Deanne Smith: Post-Joke Era

Note: This review is from 2017

Review by Steve Bennett at the Melbourne Comedy Festival

Post-joke world? Not a chance with Deanne Smith’s brisk and breezy romp through some hot-button issues. Gender politics, white privilege and mental health are the touchtones of this invigorating hour – which is always relevant, but never reverent.

For she has silly jokes about it all, not least the very notion that she should be the spokesperson for anything. She’s self-aware enough to realise the  ‘queer punk poet’ that she’d like to picture herself as is at odds with the more overpowering baggage that comes with being a near-enough middle-aged white lady.

In that spirit she has the best mic-drop moment you’ll ever see, as she mocks the idea that she has truth bombs to detonate. Though in truth her engaging, energetic, and slightly scatty approach, playfully engaging the audience. is far more effective than any in-your-face preacher addressing the converted.

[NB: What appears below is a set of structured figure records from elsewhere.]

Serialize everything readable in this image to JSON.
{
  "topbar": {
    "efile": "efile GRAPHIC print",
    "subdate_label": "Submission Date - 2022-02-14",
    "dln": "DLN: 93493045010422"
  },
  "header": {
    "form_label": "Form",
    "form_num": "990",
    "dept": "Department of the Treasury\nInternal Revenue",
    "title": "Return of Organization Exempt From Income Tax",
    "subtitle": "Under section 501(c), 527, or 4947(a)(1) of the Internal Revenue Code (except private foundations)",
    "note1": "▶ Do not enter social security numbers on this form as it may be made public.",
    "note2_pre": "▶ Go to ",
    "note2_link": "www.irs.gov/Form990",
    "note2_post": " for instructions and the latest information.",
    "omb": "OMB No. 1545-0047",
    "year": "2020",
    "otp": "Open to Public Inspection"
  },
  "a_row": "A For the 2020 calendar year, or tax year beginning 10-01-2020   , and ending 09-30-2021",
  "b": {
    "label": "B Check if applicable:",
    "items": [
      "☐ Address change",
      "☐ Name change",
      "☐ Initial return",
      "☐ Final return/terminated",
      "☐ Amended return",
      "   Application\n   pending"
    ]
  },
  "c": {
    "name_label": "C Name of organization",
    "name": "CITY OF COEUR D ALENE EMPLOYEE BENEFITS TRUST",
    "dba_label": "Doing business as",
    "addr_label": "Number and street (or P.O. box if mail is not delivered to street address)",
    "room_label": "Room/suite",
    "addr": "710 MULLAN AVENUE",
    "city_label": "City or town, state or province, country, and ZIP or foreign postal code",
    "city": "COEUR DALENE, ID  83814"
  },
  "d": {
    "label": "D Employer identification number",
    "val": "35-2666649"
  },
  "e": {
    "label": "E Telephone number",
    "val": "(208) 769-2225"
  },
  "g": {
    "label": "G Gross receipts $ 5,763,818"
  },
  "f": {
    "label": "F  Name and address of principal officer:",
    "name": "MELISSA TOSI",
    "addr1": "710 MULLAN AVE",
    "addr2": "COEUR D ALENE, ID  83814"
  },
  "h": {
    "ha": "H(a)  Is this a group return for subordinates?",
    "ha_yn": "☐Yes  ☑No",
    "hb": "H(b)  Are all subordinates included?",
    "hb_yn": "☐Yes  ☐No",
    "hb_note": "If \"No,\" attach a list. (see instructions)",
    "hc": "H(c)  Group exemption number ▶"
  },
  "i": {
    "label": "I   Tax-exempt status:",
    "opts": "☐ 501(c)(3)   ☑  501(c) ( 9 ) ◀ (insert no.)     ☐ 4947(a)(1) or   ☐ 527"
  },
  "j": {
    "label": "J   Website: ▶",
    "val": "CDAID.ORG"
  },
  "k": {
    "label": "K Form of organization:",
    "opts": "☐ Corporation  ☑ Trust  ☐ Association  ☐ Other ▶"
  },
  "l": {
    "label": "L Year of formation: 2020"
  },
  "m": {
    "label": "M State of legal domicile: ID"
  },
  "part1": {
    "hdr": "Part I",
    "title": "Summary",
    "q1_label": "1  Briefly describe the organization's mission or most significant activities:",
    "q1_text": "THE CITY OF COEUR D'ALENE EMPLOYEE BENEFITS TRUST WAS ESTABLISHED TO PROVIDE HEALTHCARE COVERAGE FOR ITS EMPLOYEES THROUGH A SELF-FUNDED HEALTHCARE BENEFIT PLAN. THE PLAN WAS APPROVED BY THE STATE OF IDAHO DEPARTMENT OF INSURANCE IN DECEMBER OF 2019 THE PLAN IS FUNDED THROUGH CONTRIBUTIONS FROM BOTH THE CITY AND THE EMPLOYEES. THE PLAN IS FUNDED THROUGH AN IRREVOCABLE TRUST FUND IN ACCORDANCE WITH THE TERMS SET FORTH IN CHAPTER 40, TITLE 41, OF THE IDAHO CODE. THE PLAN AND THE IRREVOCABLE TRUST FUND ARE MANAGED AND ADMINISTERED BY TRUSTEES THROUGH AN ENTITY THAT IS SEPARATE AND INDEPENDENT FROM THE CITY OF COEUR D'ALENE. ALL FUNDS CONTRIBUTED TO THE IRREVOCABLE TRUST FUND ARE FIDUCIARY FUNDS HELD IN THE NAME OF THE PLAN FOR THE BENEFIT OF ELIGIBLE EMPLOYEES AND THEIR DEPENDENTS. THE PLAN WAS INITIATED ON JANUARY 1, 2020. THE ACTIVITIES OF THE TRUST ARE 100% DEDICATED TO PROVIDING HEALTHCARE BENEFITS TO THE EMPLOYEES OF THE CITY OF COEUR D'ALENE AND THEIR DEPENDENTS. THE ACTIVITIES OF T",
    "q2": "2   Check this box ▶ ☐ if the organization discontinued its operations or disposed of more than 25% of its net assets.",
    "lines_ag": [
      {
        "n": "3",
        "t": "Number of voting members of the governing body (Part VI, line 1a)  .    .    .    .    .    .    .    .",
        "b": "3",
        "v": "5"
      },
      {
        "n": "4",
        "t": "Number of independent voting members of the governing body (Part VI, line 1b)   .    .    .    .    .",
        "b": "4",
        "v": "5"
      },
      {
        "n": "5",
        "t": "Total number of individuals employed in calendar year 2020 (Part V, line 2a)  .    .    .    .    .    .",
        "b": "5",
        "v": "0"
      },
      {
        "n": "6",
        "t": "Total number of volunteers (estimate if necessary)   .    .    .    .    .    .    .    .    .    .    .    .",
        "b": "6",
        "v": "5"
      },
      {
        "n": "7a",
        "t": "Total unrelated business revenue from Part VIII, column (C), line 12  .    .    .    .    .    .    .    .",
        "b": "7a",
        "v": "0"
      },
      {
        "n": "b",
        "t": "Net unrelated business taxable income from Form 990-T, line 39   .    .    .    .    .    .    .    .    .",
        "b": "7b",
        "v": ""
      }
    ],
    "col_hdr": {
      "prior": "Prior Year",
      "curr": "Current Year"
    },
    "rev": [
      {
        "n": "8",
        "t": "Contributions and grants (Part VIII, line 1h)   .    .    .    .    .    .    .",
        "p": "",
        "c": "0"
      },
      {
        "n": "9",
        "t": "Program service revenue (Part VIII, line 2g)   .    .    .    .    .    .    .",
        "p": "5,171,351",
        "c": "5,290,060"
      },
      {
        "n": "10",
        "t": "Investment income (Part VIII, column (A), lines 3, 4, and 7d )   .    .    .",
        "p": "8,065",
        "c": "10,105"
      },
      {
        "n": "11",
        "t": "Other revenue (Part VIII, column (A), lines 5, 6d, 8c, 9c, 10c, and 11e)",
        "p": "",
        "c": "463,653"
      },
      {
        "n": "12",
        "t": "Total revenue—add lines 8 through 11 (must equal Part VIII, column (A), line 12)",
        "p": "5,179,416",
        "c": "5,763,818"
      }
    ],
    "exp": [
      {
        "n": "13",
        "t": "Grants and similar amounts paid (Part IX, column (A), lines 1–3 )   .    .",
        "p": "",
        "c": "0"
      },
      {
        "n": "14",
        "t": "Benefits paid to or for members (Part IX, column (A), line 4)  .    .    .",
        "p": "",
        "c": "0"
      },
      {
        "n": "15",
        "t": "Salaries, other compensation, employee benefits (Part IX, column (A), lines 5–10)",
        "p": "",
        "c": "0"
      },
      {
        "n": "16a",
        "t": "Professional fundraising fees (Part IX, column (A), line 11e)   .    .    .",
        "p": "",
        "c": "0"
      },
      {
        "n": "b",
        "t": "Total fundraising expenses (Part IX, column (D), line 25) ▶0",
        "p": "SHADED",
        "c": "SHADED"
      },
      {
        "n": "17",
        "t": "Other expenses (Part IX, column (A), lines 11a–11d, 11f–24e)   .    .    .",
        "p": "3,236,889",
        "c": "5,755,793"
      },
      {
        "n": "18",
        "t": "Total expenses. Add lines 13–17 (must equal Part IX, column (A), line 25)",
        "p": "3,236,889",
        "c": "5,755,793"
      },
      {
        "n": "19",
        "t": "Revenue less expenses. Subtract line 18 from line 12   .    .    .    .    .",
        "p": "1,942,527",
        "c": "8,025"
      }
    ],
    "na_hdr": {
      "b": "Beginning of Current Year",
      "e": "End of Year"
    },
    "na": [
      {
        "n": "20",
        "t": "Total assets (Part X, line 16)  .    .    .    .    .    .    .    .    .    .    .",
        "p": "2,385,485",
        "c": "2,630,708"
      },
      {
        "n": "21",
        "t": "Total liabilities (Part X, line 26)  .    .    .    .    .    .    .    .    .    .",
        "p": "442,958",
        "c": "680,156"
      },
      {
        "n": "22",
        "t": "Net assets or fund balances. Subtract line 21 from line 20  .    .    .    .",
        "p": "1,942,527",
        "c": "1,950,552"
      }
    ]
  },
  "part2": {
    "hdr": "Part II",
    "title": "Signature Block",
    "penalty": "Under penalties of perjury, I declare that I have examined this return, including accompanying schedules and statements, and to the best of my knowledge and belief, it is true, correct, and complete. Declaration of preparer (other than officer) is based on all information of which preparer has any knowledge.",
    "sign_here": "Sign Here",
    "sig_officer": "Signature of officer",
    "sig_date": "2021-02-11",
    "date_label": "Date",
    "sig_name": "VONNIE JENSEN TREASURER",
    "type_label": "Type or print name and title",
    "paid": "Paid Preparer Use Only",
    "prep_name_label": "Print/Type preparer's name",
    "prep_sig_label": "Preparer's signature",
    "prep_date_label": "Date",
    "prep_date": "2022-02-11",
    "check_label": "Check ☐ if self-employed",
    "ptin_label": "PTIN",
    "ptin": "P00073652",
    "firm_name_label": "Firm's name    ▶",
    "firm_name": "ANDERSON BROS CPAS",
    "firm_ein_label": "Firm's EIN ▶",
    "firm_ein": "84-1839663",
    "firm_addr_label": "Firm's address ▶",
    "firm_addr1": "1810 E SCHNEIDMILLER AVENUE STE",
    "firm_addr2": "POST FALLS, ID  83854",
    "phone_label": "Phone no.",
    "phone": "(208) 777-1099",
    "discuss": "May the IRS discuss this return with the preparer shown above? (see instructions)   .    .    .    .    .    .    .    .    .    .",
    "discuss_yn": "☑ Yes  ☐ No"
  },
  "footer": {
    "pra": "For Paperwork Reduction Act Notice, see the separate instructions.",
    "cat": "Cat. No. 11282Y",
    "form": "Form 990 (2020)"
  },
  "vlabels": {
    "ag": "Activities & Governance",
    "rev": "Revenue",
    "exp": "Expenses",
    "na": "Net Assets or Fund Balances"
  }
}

With her geek-chic look, Smith has a few hipster tendencies, to be sure, including being into things before they were cool. Like depression for instance. The subject is not laboured for emotional heft, but informs the way she’s someone struggling a bit with life – and isn’t that everyone?

Moving effortlessly between talking about her black dog, and her actual dog, offers some silly domestic insights, cheery self-deprecation again providing the overwhelming tone.

She lives with her girlfriend, and with gender identity an increasingly pertinent subject, Smith’s discussion of feeling agender – or being a ‘funny little man-lady-or-whatever’ as one actually well-meaning audience member called her – couldn’t be more relevant.

And as is her style, this is not presented as a strident social point, just a likeable comic gabbing away about her everyday self-image, and why she isn’t fully on board with the genderless pronoun ‘they’. Agender doesn’t mean agenda, or at least not a slavish adherence to one.

It’s easy to mention all the social topics that this clued-up Canadian touches upon, but the driving force of Post-Joke Era is cheeky fun, and Smith offers that in spades.